Thanks again - I get discharged Tuesday, so maybe Wednesday I'll post more frequently.


----------



## Guest (Jan 11, 2009)

My wife said enjoy the Demerol while you can!


----------



## MCADPD24 (Nov 7, 2008)

Congratulations, Welcome to the world Jake.


----------



## JMB1977 (Nov 24, 2007)

Congrats Kate!! Best wishes to and your family!


----------



## Killjoy (Jun 23, 2003)

Congratulations Kate and family! Welcome to the world, Jake!


----------



## Michele (Aug 30, 2007)

*Congratulations Kate and family!! *


----------



## Barbrady (Aug 5, 2004)

Congrats!!!:t:


----------



## justanotherparatrooper (Aug 27, 2006)

Hows mom and son doing?


----------



## StbbrnMedic (Nov 28, 2008)

I'm dying to see pictures


----------



## kttref (Oct 5, 2004)

Ok..so we've been home since Tuesday...but damn he needs a lot of attention! It's a lot of work, but after all the bitching, I'd do it all over again. You guys will just have to put up with it again hahahahahaha  Life's a bitch isn't it!
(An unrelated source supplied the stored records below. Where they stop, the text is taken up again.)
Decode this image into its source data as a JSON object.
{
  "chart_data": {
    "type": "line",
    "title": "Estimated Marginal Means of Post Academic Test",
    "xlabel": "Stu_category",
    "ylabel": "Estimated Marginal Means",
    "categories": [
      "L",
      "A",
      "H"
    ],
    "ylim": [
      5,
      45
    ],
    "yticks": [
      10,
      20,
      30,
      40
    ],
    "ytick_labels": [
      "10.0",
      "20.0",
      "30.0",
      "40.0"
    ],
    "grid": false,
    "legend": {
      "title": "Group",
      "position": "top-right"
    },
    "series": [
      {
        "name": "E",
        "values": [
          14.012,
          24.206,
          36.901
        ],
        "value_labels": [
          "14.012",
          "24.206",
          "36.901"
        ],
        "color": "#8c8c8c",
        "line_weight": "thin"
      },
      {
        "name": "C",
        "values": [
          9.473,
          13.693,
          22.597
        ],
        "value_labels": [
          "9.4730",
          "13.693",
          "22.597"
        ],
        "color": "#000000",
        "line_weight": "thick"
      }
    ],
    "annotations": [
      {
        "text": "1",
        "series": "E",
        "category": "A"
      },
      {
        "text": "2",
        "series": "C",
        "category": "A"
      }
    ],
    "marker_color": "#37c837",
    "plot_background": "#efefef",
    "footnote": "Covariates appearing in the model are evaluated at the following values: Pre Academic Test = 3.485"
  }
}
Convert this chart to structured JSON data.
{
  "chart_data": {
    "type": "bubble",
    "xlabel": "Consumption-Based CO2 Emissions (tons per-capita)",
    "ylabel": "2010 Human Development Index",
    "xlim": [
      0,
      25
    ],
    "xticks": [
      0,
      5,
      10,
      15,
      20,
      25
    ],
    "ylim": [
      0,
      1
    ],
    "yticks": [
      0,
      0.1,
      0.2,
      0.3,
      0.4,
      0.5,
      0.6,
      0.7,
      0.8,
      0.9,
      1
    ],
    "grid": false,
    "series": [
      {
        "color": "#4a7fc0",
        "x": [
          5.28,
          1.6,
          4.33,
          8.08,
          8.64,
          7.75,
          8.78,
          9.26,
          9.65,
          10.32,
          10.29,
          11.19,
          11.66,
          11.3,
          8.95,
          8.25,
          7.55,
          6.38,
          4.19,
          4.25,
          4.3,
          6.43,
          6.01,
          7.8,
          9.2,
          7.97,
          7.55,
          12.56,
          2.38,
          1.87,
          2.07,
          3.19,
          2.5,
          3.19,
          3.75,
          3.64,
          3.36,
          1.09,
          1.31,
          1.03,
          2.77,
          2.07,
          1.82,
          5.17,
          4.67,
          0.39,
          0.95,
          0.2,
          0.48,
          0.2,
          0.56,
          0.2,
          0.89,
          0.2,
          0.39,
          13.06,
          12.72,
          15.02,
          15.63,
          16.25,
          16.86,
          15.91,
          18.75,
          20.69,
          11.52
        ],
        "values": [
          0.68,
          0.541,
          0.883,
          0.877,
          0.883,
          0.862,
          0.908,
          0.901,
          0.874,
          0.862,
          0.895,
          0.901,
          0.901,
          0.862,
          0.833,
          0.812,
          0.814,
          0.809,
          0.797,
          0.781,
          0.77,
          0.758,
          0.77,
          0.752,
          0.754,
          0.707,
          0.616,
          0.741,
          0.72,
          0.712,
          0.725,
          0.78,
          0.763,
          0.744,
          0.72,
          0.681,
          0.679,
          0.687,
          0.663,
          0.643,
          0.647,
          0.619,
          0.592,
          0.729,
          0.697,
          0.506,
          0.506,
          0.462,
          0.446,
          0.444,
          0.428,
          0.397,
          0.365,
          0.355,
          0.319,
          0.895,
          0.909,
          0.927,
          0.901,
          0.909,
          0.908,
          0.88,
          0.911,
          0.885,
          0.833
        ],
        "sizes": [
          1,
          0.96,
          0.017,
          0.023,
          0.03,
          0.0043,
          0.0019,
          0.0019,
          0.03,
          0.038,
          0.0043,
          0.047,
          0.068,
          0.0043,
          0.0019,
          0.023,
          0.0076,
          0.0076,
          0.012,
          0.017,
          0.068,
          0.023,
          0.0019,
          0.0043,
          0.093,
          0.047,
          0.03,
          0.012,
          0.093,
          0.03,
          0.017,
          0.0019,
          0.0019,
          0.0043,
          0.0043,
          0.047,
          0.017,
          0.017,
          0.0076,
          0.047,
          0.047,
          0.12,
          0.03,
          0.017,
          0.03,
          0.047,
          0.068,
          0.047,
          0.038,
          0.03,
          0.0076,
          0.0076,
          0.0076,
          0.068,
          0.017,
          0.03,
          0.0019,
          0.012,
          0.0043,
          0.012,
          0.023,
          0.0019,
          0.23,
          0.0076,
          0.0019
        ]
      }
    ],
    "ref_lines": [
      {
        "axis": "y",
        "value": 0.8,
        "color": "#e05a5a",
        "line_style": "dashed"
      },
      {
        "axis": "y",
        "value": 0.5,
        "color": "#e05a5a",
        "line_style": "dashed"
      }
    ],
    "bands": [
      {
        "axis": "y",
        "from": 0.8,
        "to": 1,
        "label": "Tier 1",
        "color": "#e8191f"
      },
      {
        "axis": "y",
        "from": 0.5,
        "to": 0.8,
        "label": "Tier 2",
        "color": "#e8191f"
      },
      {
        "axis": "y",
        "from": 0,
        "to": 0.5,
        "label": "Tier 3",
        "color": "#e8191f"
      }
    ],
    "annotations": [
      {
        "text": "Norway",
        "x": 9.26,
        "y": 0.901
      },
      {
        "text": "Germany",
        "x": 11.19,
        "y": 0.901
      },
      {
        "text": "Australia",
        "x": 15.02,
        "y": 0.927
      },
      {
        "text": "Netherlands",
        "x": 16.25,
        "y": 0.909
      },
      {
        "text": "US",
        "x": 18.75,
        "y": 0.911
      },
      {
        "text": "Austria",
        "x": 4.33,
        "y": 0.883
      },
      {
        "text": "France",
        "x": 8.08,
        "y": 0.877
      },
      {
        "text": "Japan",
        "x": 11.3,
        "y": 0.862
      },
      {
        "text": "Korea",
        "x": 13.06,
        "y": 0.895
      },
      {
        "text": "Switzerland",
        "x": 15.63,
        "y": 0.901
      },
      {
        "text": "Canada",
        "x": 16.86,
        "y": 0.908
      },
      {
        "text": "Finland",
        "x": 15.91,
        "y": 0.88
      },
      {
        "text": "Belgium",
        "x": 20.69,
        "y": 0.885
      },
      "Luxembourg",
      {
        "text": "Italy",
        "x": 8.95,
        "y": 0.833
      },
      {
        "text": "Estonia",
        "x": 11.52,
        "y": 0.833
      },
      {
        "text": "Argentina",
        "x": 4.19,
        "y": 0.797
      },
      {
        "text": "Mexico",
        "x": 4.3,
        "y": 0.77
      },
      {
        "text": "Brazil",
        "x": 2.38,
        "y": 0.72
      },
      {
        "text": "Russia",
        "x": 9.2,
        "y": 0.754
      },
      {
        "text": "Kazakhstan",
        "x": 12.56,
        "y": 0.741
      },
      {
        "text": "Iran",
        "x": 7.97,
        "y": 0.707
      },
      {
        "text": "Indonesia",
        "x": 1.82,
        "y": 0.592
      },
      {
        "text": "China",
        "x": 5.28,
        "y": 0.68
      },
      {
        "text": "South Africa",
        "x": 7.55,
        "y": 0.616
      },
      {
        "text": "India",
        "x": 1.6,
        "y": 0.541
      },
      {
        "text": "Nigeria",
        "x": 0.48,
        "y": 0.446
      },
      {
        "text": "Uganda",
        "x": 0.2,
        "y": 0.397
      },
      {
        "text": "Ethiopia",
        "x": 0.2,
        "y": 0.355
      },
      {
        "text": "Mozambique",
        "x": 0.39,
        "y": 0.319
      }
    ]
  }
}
I promise to check in when I can...but my time is few and far between...and I still have 10 pages of a 35 page paper to write in the next 2 weeks!


----------



## RodneyFarva (Jan 18, 2007)

Just glad to see you and your new one are doing well.


----------



## StbbrnMedic (Nov 28, 2008)

lol Welcome to the real fun.
No one tells ya, when you're begging for the pregnancy to be done, about the endless sleepless nights, the cracked nipples, and the little attention whore you love dearly and call your child.

Enjoy it because somewhere down the road you will actually miss it!! lol


----------



## NewEngland2007 (Dec 31, 2005)

Glad to hear you're doing well!


----------



## lpwpd722 (Jun 13, 2006)

Congratulations...good name, I have a son named Jacob.


----------



## fra444 (Nov 23, 2008)

StbbrnMedic said:


> the cracked nipples,


There ya go again! Carcked nipples this, cracked nipples that!

Oh and way to go Kate! Thrilled to hear your both doing well! Just watch out for those cracked nipples!


----------



## Gil (Jun 15, 1998)

Congratulations Kate!


----------



## kttref (Oct 5, 2004)

Thankfully no cracked nipples yet...


Thanks for checking in Gil! You were the last person I expecting to hear anything from right now


----------



## Guest (Jan 21, 2009)

kttref said:


> Thankfully no cracked nipples yet...


TMI!! TMI!! lalalalalalalalalalalalalala


----------